According to the Argentine daily La Nación: ‘Aside from rejecting the extradition request, Bonadío’s sentence lent credence to the accusations of ill treatment of Basque separatist leaders in Spain’. Such outrageous nonsense demands a response by the Argentine government: not to call into question a court sentence, but to attest to its confidence in Spanish justice. However, recent bilateral relations are punctuated either with pregnant Argentine silences, such as that produced by the unjustifiable absence of President Kirchner on the occasion of the wedding of crown prince Felipe, or with loud recriminations, such as those voiced by Kirchner himself on his first visit to Spain in July of 2003. It is about time that the Argentine government realised that a relation, particularly a relation between two countries, is built on gestures from both sides.

The Argentine Foreign Minister, Rafael Bielsa, passed through Madrid a short time ago and had a talk with his Spanish counterpart, Miguel Ángel Moratinos. Again the meeting served as a platform for Argentine demands: special treatment for Argentine immigrants, including illegal immigrants (in just reciprocity for the treatment afforded to Spaniards arriving in the Río de la Plata in times gone by), support for Argentine arguments at the IMF and pressure on Spanish companies to reduce their claims against the Argentine government for breach of contract. Over and above the merit of such demands, Argentine leaders should take cognisance that what is done, or not done, in the field of international relations, is never ultimately free of charge.
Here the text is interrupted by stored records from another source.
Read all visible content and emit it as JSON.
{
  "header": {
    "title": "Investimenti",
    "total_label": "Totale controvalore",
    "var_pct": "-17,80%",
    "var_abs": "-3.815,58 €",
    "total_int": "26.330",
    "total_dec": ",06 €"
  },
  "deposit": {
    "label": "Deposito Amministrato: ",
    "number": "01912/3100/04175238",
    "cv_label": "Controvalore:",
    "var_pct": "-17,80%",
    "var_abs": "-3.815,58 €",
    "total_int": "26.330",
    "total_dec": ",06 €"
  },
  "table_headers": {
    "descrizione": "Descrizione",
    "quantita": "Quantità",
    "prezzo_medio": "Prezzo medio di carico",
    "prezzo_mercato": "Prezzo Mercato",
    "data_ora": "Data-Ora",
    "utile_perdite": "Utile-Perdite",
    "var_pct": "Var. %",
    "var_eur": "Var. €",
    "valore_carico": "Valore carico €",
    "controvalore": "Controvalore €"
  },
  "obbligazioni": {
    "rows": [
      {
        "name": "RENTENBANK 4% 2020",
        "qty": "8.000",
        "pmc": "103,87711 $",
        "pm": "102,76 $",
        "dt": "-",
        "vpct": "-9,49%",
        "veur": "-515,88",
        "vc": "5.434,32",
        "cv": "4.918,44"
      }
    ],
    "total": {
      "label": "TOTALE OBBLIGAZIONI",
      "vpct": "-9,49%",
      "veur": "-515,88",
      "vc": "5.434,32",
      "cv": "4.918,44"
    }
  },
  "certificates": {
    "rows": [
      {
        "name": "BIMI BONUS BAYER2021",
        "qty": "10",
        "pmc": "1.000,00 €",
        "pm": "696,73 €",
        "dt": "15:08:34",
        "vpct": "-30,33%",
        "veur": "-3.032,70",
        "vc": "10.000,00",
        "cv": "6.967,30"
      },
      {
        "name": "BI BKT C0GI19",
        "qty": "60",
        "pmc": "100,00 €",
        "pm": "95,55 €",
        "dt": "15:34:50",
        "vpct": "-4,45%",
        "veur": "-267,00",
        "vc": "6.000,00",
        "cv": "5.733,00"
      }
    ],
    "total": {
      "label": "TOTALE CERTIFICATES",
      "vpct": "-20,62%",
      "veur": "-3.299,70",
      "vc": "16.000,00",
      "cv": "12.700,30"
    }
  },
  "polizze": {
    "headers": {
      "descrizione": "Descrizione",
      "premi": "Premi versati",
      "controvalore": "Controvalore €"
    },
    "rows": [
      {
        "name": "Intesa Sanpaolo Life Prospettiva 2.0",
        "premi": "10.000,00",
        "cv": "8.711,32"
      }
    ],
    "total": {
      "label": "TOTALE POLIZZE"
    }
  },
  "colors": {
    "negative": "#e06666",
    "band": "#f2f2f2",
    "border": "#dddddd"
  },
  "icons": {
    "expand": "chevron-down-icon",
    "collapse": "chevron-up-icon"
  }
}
What was interesting in that trip was the reply Bielsa gave to a question from a journalist of the Spanish newspaper El País on the evident rapprochement between President Kirchner and the duo made up of Venezuela’s President Chávez and the Cuban leader Fidel Castro. Rather than meet the question head on, Bielsa said: ‘Argentina now understands that it has much to do with what is near to it: the region’; ending with: ‘The strategic option is regional integration’. While the Argentine government makes substantial demands on Spain, it does not appear to know how much it is willing to do to ensure that bilateral relations are satisfactory for both countries.